Malgré ces bénéfices et une faible mortalité postopératoire (inférieure à 0,1 %), la morbidité postopératoire n’est pas négligeable, et le DT2 figure parmi les facteurs de risque de complications de la chirurgie bariatrique.8
Indications actuelles de la chirurgie bariatrique chez les patients avec DT2
La chirurgie bariatrique est habituellement envisagée chez les patients avec un indice de masse corporelle (IMC) supérieur ou égal à 40 kg/m2 ou avec un IMC supérieur ou égal à 35 kg/m2 en présence de complications susceptibles d’être améliorées par la perte de poids dont le DT2 (quel que soit l’équilibre glycémique). Les données de la littérature scientifique ont permis à la Haute Autorité de santé (HAS) de valider l’indication de chirurgie dite « métabolique » chez des patients ayant un IMC entre 30 et 35 kg/m2 en cas de DT2 insuffisamment contrôlé malgré une prise en charge médicamenteuse optimale, avec les mêmes impératifs concernant les modalités de préparation à l’intervention et de suivi postopératoire.9
Il est maintenant bien démontré que les facteurs impliqués dans la prédiction de la rémission du DT2 incluent une courte durée d’évolution, un bon équilibre initial, un faible nombre de traitements antidiabétiques et l’absence d’insulinothérapie. Des scores prédictifs, tels que le DiaRem et l’Ad-DiaRem, permettent d’informer le patient des chances de rémission du DT2 après chirurgie bariatrique.3,10
Alternatives thérapeutiques à la chirurgie bariatrique
Les options thérapeutiques du DT2 se sont enrichies avec l’avènement des agonistes des récepteurs du GLP- 1 comme le sémaglutide, et désormais des coagonistes GLP- 1/GIP comme le tirzépatide. Ces nouveaux médicaments injectables permettent une diminution de l’HbA1c de l’ordre de 1,5 à 2,5 % et induisent des pertes pondérales significatives mais néanmoins moindres que chez les personnes en obésité sans diabète.11 - 13 Des essais récents réalisés dans l’obésité et chez des personnes sans DT2 ont montré un bénéfice de ces médicaments pour le traitement des comorbidités de l’obésité (comme le syndrome des apnées du sommeil ou l’hépatopathie métabolique) et la réduction significative de la morbi-mortalité cardiovasculaire chez des patients en prévention secondaire.14
Cependant, plusieurs limites subsistent. Le maintien de la perte de poids exige la poursuite du traitement au long cours ; en effet, son arrêt s’accompagne d’une reprise de poids d’environ 50 % du poids perdu en un an.15,16 Par ailleurs, la tolérance digestive est parfois compromise, avec 6 à 10 % d’interruptions pour effets indésirables. Enfin, leur coût demeure élevé, n’étant actuellement pas pris en charge par l’Assurance maladie dans l’indication d’obésité. En France, pour les patients avec un DT2, seuls les agonistes des récepteurs du GLP- 1 sont remboursés et à une dose moindre que celle ayant montré les effets maximaux sur la réduction pondérale. Les coagonistes GLP- 1/GIP ne sont, pour l’instant, pas remboursés.

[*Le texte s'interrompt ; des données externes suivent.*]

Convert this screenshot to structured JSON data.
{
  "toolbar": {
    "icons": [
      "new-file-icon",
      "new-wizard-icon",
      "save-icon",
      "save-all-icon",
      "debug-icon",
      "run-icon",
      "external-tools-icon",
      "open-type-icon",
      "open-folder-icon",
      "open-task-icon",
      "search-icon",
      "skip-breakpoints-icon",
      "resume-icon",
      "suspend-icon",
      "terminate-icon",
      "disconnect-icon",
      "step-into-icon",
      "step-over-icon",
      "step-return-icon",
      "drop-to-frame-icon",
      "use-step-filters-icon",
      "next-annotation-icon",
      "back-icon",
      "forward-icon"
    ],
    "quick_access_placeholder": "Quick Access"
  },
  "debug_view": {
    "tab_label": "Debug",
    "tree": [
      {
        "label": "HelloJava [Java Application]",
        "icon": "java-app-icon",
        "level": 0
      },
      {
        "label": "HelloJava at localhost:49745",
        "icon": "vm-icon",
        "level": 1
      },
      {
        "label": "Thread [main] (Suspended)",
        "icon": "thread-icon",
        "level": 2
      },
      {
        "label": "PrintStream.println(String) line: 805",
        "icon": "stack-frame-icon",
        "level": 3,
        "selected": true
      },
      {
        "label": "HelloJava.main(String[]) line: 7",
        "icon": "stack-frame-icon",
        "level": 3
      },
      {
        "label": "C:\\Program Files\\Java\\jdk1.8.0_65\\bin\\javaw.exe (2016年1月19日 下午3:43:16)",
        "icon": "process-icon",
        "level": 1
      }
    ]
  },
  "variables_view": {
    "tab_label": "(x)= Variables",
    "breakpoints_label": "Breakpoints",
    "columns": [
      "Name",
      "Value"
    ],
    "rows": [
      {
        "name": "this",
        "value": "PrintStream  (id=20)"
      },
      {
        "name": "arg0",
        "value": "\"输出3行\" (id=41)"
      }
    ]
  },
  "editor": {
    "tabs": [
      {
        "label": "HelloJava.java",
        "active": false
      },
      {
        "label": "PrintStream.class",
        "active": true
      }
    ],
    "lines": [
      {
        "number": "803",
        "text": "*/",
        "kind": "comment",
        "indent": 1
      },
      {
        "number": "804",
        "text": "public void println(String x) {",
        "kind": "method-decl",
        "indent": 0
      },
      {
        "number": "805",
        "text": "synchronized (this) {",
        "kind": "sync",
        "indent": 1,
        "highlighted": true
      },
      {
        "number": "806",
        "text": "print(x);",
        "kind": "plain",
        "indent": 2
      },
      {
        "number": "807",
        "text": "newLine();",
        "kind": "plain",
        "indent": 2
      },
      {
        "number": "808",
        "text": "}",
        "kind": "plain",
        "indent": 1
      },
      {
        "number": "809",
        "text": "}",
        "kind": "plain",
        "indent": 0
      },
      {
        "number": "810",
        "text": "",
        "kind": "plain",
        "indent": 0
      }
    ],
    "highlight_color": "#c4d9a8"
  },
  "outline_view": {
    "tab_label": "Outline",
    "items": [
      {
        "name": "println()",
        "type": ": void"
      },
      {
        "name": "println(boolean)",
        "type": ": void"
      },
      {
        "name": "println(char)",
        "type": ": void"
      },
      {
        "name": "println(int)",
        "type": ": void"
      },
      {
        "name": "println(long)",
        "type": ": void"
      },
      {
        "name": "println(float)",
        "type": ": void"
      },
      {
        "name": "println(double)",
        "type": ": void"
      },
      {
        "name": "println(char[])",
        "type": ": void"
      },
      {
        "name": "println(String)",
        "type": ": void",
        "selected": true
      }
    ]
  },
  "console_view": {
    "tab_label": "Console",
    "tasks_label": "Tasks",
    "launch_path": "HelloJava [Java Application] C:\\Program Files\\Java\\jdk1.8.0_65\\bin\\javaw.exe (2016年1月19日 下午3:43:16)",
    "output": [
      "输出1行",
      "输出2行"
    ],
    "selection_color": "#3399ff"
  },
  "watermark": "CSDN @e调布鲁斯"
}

À ce jour, aucun essai randomisé n’a directement comparé la chirurgie bariatrique métabolique aux nouveaux traitements pharmacologiques. Si les données pharmacologiques sont prometteuses, en particulier pour la perte de poids, les bénéfices à long terme sur la mortalité ou la prévention des complications micro- et macrovasculaires n’ont pas encore été établis avec le même niveau de preuve que pour la chirurgie bariatrique.
La chirurgie bariatrique reste indiquée en cas de DT2 associé à une obésité sévère
La chirurgie bariatrique demeure aujourd’hui chez les patients avec une obésité sévère (IMC supérieur à 35 kg/m2) et un DT2 l’option la plus efficace pour obtenir une rémission ou une amélioration durable du DT2, en particulier chez les patients dont la durée d’évolution du diabète est inférieure à dix ans, associée à une réduction durable du poids. La chirurgie bariatrique figure désormais parmi les options à considérer dans les recommandations professionnelles concernant la stratégie thérapeutique des patients vivant avec un DT2 (HAS, Société francophone du diabète).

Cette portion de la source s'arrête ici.